UAMS Awarded $3.8 Million for National Research Center To Study Effectiveness of Digital Health in Rural Health Care

By Ben Boulden

The grant awards were announced Aug. 20 by U.S. Department of Health and Human Services Deputy Secretary Eric Hargan at a news conference at the state Capitol.

“COVID-19 has limited many of our normal activities, such as visiting a doctor,” said Gov. Asa Hutchinson. “The internet and access to it has enabled many Arkansans to make virtual visits to a physician. This grant will help us to identify the best ways to deliver health care virtually and affordably across the state.”

The center will investigate how digital health practices affect patient outcomes and rural hospital profitability to inform rural hospitals about how best to use digital health in patient care.

“UAMS has been a national leader in digital health,” said UAMS Chancellor Cam Patterson, M.D., MBA. “The scope of this grant, which will fund research looking at data about digital health in other states also, is a recognition of what we have achieved so far. This digital health-focused research center is a natural fit with our Institute for Digital Health & Innovation. It will help us to continue that national leadership and demonstrate that we’ve earned it.”

Digital health has been a particular focus of Patterson since he joined UAMS in June 2018. The Institute for Digital Health & Innovation was established in early 2019.

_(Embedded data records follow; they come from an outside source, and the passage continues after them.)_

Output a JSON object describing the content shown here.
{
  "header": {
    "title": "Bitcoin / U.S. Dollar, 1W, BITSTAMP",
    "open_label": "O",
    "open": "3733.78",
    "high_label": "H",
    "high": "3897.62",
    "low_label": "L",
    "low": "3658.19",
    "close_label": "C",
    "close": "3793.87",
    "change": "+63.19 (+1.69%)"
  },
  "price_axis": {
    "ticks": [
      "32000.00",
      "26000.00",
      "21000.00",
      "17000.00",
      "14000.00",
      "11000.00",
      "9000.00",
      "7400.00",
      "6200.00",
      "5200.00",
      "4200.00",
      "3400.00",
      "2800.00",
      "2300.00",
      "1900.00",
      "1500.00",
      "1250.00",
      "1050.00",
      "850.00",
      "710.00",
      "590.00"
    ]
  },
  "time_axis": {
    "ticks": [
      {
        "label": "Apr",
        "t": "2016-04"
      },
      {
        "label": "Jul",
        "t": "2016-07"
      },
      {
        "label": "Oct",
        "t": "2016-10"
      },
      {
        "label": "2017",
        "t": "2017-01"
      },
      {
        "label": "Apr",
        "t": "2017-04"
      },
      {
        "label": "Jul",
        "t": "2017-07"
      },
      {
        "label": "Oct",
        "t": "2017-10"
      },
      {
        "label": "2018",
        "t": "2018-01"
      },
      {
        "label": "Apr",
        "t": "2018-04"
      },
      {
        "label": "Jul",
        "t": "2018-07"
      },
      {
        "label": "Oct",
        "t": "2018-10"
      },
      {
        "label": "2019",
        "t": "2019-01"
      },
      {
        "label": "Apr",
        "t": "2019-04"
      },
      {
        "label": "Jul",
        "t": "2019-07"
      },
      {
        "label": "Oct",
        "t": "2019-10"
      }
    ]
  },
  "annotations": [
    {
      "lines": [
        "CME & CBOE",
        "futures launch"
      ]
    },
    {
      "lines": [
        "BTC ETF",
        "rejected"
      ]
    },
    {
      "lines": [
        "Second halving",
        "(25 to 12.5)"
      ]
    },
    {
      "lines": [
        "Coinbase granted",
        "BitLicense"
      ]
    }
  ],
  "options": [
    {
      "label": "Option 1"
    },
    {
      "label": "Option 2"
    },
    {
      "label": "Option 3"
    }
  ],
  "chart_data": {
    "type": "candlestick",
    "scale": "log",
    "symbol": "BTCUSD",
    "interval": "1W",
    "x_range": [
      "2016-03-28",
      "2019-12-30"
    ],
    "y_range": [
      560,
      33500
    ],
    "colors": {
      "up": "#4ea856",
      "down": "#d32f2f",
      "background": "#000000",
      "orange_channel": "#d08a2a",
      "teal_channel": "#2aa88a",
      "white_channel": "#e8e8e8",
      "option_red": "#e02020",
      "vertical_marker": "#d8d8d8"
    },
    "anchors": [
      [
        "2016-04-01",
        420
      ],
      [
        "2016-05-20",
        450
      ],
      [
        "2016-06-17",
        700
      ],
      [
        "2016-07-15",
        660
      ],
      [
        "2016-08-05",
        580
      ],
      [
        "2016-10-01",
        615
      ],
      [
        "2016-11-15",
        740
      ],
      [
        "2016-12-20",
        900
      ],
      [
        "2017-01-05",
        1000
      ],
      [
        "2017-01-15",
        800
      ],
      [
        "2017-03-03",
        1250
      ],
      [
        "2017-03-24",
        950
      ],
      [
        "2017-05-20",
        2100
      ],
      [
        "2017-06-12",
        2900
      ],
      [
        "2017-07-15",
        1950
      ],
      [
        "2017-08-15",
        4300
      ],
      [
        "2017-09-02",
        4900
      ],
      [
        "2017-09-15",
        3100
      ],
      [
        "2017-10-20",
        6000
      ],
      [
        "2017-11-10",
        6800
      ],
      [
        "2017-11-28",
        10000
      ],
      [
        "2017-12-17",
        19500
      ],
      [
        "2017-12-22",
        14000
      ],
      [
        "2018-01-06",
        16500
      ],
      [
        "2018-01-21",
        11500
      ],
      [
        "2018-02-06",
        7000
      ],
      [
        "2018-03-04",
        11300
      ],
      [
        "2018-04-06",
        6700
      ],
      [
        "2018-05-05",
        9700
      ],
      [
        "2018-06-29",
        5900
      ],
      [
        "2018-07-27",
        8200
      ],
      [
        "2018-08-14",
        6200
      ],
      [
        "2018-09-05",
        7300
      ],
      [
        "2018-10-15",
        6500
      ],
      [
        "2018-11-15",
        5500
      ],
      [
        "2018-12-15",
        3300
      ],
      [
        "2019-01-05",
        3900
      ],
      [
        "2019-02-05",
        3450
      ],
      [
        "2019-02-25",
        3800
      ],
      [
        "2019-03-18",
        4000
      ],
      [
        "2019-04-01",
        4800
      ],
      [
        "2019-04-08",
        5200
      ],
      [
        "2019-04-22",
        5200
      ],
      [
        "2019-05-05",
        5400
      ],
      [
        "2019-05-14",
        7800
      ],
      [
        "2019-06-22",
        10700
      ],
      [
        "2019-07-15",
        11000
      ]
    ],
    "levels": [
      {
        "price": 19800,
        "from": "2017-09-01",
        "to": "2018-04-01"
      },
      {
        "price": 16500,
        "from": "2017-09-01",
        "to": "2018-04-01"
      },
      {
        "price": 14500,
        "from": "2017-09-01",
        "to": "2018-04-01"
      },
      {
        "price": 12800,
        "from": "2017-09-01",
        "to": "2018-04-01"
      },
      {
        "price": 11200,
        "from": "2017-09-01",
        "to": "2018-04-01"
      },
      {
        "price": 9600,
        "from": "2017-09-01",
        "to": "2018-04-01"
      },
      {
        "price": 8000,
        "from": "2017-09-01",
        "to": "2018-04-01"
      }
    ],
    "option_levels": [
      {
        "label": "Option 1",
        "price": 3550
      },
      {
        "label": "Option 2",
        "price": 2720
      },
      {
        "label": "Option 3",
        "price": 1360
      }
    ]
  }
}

“The data collected and our analyses will help inform policymakers and providers making decisions about rural health care across the country,” said Joseph Sanford, M.D., the institute’s interim director. “This grant has the potential to bring needed digital health support to rural hospitals and the communities that depend on them.”

Each year the project team will evaluate a different set of research areas. In the first year, it will:

  • Assess how federal reimbursement policy for digital health remote patient monitoring affects hospital readmissions, lengths of stay and total annual health care costs.
  • Review how obstetric digital health services are used, what their outcomes are and how spending on it differs by comparing two groups — high-risk pregnant women who receive digital health prenatal care and high-risk pregnant women who don’t.
  • Analyze the budget impact of a digital health program in addressing behavioral health needs in rural areas and the affordability of implementing it at other academic medical centers nationwide.
  • Evaluate different models of delivering digital health stroke care and their impact on clinical outcomes and the quality of care.
  • Study whether rural hospitals using digital health are more profitable than those that don’t use it.

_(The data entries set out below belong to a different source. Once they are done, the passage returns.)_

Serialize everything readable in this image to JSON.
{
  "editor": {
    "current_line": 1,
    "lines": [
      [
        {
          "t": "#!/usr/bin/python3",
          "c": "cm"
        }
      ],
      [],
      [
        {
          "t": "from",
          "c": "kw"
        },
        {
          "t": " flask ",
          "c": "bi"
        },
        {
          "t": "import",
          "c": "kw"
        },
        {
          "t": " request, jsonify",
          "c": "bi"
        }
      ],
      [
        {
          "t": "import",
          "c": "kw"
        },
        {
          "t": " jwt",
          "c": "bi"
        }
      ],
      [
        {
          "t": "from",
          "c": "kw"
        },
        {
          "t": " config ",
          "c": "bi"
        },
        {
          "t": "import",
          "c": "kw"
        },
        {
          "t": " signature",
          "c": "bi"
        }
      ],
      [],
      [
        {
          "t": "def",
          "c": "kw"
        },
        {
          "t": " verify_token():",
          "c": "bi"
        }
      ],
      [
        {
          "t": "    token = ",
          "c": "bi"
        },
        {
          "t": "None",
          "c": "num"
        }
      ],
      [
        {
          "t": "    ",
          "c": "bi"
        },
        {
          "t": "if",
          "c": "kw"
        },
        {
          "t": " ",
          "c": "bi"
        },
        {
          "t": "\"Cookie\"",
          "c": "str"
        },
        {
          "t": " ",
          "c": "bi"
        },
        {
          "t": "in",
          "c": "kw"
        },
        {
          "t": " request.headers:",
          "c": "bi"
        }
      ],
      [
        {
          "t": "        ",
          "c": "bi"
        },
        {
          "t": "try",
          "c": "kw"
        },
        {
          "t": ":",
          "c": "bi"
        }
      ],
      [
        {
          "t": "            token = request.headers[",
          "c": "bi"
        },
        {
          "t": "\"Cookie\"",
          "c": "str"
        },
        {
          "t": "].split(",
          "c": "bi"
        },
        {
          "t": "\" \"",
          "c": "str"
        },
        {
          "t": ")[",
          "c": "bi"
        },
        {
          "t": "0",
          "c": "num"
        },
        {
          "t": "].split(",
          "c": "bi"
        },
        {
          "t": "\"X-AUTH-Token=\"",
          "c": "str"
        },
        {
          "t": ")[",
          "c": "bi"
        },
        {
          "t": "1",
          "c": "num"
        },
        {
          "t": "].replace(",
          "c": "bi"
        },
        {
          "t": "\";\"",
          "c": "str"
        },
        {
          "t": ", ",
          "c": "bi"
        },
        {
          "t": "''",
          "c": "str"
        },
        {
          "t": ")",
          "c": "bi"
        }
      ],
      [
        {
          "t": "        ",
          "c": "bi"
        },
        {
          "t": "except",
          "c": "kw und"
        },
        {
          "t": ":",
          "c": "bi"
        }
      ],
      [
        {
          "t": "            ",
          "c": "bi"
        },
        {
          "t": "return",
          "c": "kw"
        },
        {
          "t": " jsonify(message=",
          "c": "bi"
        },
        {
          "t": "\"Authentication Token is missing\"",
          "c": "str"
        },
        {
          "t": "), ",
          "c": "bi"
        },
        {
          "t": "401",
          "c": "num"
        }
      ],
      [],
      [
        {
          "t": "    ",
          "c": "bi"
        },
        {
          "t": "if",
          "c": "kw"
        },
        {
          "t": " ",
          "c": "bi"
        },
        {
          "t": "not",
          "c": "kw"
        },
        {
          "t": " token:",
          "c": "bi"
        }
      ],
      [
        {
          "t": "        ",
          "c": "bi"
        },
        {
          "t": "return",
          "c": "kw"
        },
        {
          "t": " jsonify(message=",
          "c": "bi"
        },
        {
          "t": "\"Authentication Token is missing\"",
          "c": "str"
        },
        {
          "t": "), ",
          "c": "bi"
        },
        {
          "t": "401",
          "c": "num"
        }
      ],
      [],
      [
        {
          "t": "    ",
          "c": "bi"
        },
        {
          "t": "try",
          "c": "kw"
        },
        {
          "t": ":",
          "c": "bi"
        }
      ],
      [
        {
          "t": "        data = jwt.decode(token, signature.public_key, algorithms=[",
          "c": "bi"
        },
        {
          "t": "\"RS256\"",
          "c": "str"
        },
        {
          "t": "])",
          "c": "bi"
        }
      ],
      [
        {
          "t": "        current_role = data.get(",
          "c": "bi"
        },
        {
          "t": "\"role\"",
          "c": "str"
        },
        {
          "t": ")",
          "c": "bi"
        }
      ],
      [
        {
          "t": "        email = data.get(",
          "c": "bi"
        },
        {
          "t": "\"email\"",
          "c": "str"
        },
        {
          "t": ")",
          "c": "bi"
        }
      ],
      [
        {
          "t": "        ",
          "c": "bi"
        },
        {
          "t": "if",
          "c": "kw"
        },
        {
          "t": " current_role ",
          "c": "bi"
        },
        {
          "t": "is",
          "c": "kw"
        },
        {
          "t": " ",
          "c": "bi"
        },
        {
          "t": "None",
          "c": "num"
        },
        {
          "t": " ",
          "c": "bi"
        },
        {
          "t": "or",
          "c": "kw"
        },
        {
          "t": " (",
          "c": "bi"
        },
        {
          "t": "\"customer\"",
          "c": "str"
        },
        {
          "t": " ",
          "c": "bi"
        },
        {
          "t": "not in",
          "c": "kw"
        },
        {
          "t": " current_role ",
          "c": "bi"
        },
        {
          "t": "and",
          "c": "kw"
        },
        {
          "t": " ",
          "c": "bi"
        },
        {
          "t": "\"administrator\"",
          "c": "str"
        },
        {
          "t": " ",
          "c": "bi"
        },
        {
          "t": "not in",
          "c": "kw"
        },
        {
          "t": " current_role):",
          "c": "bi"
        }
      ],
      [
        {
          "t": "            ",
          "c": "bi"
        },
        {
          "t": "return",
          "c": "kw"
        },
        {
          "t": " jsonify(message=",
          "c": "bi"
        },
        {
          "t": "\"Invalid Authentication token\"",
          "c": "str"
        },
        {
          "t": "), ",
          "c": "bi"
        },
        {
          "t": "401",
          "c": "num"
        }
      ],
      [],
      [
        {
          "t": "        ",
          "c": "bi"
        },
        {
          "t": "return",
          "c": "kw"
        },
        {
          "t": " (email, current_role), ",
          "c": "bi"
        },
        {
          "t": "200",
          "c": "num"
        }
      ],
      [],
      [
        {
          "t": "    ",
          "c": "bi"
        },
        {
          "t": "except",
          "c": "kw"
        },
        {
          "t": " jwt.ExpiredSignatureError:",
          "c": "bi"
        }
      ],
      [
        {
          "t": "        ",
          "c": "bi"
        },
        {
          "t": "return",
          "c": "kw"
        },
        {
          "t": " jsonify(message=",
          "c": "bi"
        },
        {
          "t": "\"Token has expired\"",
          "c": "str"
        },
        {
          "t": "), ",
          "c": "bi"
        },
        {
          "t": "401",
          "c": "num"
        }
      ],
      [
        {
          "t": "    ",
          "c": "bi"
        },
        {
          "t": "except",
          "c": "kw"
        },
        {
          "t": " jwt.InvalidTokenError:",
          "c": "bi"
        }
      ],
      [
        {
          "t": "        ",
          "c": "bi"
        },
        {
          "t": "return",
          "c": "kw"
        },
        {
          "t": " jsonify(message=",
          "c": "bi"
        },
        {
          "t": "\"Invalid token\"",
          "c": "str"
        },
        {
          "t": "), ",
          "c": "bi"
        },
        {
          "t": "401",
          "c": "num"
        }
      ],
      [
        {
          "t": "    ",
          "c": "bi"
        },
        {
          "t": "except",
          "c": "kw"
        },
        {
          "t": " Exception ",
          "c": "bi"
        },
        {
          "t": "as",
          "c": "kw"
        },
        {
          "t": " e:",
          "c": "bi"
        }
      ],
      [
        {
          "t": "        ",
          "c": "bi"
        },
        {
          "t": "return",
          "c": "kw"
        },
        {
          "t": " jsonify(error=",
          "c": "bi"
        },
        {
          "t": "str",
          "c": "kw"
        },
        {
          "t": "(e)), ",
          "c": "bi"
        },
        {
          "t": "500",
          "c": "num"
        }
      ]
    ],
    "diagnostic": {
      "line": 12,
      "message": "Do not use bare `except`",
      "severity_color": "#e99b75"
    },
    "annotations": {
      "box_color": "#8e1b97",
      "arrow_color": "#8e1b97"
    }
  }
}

“What we discover about the effectiveness of digital health in addressing these issues will help legislators and other policymakers focus funding where it can be of the most use in helping rural hospitals and their patients,” said Hari Eswaran, Ph.D., the institute’s director of research.

In its research, the center will work in collaboration with the university’s College of Medicine, College of Pharmacy and College of Public Health.